Enviada em 15/09/2017

A selva humana precisa ter um fim

Nas últimas décadas, é visível que a violência tem crescido exponencialmente. A cada dia que se finda, as pessoas têm mais medo de sair de suas casas ou de fazer uma simples caminhada ao entardecer. Com o claro aumento da violência, é natural que o número de presidiários também cresça proporcionalmente. O problema é que o espaço carcerário não aumenta com a mesma frequência que os índices. Dessa forma, as penitenciárias no Brasil tornam-se sinônimo de superlotação e condições desumanas.

Como se vê nos veículos de informação, as celas são, em grande parte, muito pequenas para a quantidade de pessoas que ali vivem. As condições de higiene e alimentação também se mostram demasiadamente precárias. Com isso, o lugar que, em sua essência, deveria punir e combater a violência, tem se tornado o mais violento dos ambientes. A luta por espaço, comida e água, condições básicas para a sobrevivência, faz dos presídios uma selva humana.

Além disso, é importante focar na causa inicial do problema. O crescente número de pessoas que adentra o sistema prisional brasileiro é resultado de falhas bem anteriores, como não priorizar a educação desde sua base, e faltar com oportunidades igualitárias para todas as classes. Em outras palavras, com o fornecimento de educação de qualidade e portas abertas para o mundo acadêmico e para o mercado de trabalho, ao contrário do que acontece hoje, dificilmente o caminho escolhido seria o da criminalidade.
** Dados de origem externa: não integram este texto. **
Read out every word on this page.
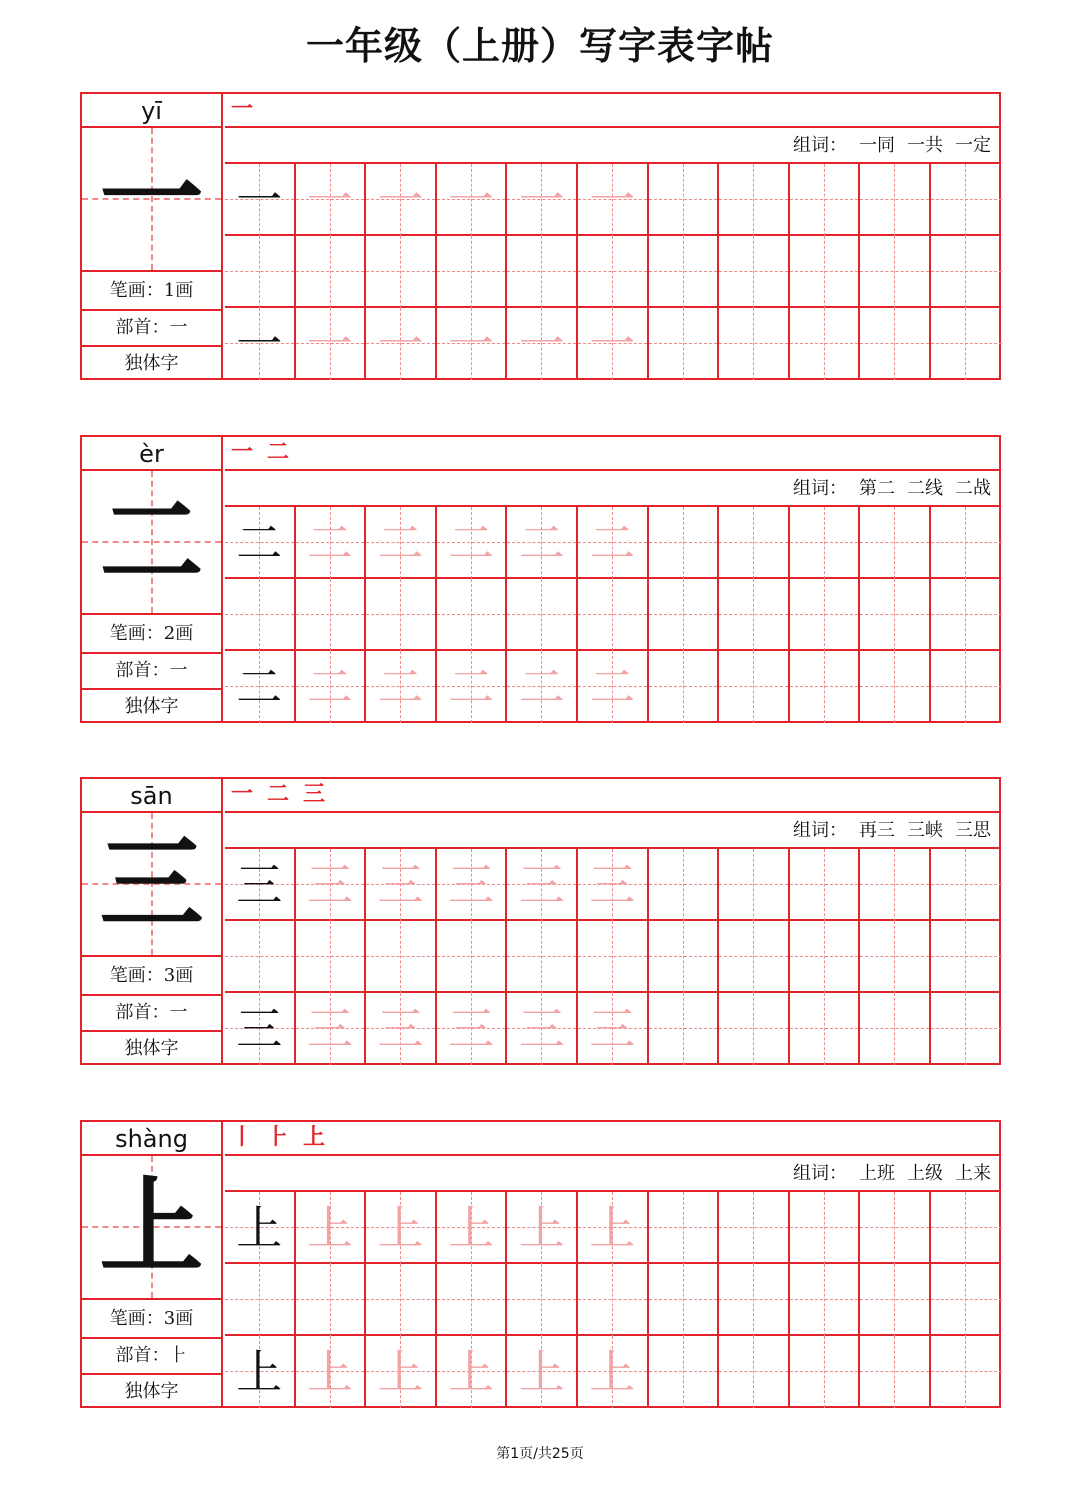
一年级（上册）写字表字帖
yī
一
笔画：1画
部首：一
独体字
一
组词： 一同 一共 一定
一 一 一 一 一 一
一 一 一 一 一 一
èr
二
笔画：2画
部首：一
独体字
一 二
组词： 第二 二线 二战
二 二 二 二 二 二
二 二 二 二 二 二
sān
三
笔画：3画
部首：一
独体字
一 二 三
组词： 再三 三峡 三思
三 三 三 三 三 三
三 三 三 三 三 三
shàng
上
笔画：3画
部首：⺊
独体字
丨 ⺊ 上
组词： 上班 上级 上来
上 上 上 上 上 上
上 上 上 上 上 上
第1页/共25页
Sendo assim, é necessário que, mais do que uma melhora no sistema atual, sejam tomadas medidas preventivas, ainda que os resultados só se mostrem a longo prazo. É de fundamental importância que o governo, por meio do Ministério da Educação, coloque a educação como uma urgência, investindo o que for preciso para fornecer um ensino de qualidade para todos, especialmente para a população com baixa renda. Com a população igualmente qualificada, as oportunidades de ingressar em um ensino superior e em um emprego estável se tornam mais justas. Parafraseando o educador Paulo Freire, plantar as sementes da educação permite que se colham os frutos da cidadania. Contudo, não se pode ignorar a situação que já existe, logo, é importante que a receita federal também destine renda suficiente para que a população carcerária não tenha seus direitos humanos tomados juntamente com sua liberdade.